Greedy algorithm
A greedy algorithm is an algorithm which, at each step, makes the choice that is locally optimal, and subsequently does not reconsider past choices. Greedy algorithms are often used to solve combinatorial optimization problems. If an optimization problem only depends on the partial solution of solving it for one subproblem, we can solve this problem by "greedily" considering only the locally optimal subproblem. In this sense, a greedy algorithm is a special case of a dynamic programming algorithm. Uriel Feige notes that:
[Greedy algorithms] may be viewed as the ultimate form of dynamic programming, in which only one partial solution is maintained. The problem needs to have much more structure for this approach to work.
In many cases, a greedy algorithm does not produce an exact solution, but can yield solutions that approximate an exact solution in a reasonable amount of time.

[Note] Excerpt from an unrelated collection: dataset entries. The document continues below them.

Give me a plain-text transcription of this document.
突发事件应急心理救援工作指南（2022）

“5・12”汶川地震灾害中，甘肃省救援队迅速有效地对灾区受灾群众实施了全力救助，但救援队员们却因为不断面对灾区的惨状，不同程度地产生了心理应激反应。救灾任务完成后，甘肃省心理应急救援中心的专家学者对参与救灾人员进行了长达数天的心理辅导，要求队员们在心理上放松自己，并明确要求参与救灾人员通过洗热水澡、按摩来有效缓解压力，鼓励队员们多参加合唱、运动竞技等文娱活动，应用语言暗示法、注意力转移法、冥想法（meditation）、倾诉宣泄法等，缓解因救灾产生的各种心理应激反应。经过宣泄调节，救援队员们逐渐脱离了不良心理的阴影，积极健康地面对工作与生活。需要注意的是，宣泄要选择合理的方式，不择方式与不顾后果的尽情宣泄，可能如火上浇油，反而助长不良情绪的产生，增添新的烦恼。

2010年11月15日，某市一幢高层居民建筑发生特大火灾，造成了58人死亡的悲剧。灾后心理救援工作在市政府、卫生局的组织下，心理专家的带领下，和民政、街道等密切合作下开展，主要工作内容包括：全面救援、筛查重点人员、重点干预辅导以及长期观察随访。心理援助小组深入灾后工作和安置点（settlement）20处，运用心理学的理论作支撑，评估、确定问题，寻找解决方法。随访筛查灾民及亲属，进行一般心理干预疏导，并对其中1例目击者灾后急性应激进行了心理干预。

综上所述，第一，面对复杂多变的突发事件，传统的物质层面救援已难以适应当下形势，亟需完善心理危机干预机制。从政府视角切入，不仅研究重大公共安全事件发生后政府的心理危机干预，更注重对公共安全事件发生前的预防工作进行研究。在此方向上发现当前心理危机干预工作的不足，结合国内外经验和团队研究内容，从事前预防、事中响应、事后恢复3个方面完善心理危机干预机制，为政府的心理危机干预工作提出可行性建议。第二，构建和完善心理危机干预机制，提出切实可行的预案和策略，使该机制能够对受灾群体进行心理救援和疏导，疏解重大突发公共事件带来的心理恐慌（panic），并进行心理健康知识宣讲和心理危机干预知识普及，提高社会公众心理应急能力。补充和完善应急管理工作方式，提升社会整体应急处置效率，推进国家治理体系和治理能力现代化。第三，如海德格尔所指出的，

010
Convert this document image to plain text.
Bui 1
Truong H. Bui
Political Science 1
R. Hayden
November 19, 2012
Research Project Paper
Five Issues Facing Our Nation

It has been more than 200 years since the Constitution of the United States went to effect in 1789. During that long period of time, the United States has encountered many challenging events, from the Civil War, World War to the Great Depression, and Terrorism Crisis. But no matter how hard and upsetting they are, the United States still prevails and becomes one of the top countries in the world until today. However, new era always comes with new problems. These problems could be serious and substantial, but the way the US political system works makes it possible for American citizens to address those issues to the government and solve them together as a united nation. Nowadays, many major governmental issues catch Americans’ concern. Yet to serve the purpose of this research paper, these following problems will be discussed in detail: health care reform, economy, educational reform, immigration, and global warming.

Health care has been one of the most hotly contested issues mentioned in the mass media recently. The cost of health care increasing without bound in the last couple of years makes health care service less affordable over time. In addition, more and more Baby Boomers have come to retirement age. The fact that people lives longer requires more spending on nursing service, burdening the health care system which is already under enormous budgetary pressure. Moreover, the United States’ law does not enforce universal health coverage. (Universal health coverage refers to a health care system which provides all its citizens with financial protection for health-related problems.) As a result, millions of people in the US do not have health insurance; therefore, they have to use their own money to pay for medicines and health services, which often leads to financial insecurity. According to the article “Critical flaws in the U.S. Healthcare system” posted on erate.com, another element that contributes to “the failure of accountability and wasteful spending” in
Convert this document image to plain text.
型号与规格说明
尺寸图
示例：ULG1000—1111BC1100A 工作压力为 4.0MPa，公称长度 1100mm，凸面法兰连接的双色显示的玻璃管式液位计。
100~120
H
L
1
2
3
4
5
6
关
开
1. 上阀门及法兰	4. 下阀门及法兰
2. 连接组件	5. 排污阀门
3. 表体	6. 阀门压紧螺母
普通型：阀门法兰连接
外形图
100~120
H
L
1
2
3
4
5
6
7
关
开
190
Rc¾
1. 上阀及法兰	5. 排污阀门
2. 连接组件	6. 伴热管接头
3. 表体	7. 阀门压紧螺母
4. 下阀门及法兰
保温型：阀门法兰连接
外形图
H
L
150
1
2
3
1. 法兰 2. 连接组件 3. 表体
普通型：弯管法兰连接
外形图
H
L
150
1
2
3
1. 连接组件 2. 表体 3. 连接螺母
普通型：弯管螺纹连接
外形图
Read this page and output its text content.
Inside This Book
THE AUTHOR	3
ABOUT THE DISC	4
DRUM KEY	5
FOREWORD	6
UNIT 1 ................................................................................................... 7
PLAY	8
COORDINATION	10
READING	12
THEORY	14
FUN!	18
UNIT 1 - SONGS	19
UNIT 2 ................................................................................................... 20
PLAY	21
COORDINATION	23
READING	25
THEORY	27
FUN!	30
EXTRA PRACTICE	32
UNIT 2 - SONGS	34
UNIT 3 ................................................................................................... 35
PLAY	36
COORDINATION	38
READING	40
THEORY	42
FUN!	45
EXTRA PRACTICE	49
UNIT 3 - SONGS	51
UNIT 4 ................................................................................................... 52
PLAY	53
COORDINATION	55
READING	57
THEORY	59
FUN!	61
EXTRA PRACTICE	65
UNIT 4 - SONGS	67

An example of a problem which admits an exact greedy solution, the activity selection problem. Given a collection of tasks which can be done between allotted time intervals, the problem is to determine the maximum number of tasks that can be done. A greedy algorithm in which solves this problem sorts the tasks by the end time and then repeatedly chooses the first task that begins after the last task ended.
Many classic algorithms in computer science such as the Huffman coding algorithm, Prim's algorithm, Kruskal's algorithm, and Dijkstra's algorithm all use greedy properties in their design. Mathematicians frequently use greedy strategies in proofs as well. A classic example is what Raphael Yuster refers to as the greedy proof that every tournament in graph contains a Hamiltonian path.